L’époque mid-victorienne constitue une forme d’apogée du libéralisme (Crouzet, 1978). Les dirigeants politique britannique adhérent au laissez-faire. Il postule que le bien-être de la collectivité comme des individus est maximisé lorsque les marchés obéissent au seul jeu de l’offre et de la demande et que l’Etat réduit au maximum ses interventions dans le domaine économique et social. Ces idées, si elles schématisent la vision des économistes classiques (Adam Smith, David Ricardo, John Stuart Mill), exercent une emprise forte. En pratique, l’Etat ne reste pas totalement passif. Il libéralise par exemple le régime des sociétés :

-1825 : possibilité de créer des SA par actions sans autorisation du Parlement

-1844 : pour constituer une SA, il suffit d’un enregistrement auprès de Board of Trade

-1856 : accord à la formation de SA à responsabilité limitée (limited ou Ltd)

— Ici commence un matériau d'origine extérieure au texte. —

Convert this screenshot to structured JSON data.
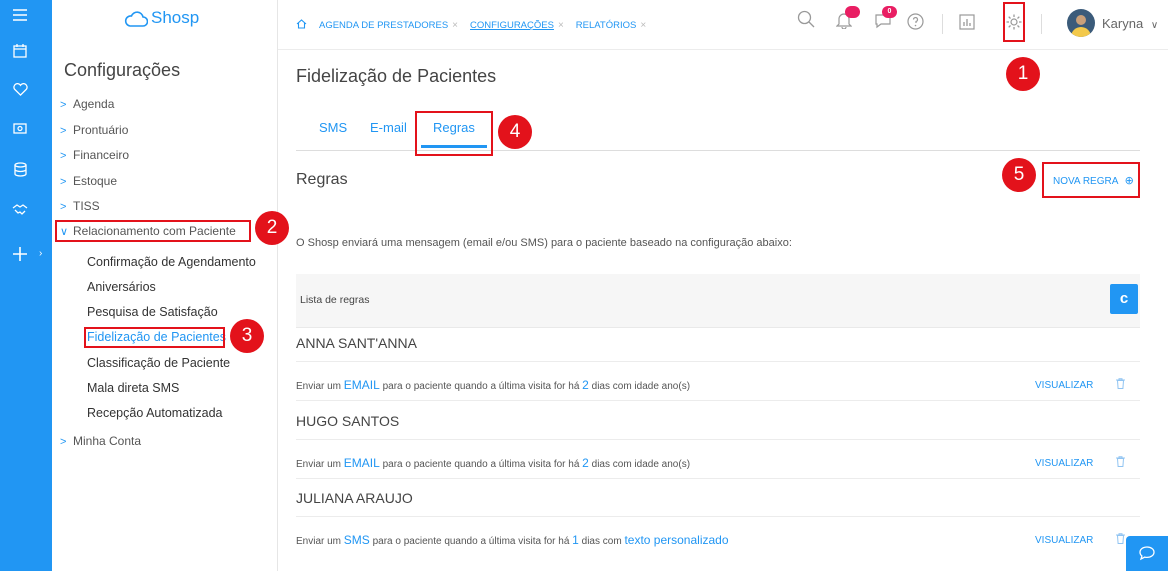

-1858 : extension de cette mesure aux banques

-1862 : codification du droit des sociétés.

Mais il intervient aussi dans le domaine social (loi de 1842 interdisant le travail de fond des femmes et des enfants dans les mines de charbon) ou ferroviaire (l’autorisation de compagnie est soumise à l’autorisation du Parlement).

 

L’apogée du « laissez-faire » se situe bien à l’époque mid-victorienne. Les limites de l’intervention étatique sont évidentes en matière politique financière : économies, équilibre des comptes de l’Etat au niveau le plus bas possible, réduction des impôts. Jusqu’aux années 1870, les dépenses de l’Etat augmentent beaucoup moins vite que le PNB, l’essentiel étant constitué de dépenses militaires et du service de la dette publique. Les gouvernants, convaincus que la prospérité est mieux assurée lorsqu’on laisse jouer librement les forces du marché, minimisent le rôle de l’Etat comme consommateur et percepteur d’impôt. De plus, les ouvriers ne s’organisent en Trade Unions que dans certains métiers et les ententes entre industriels se raréfient.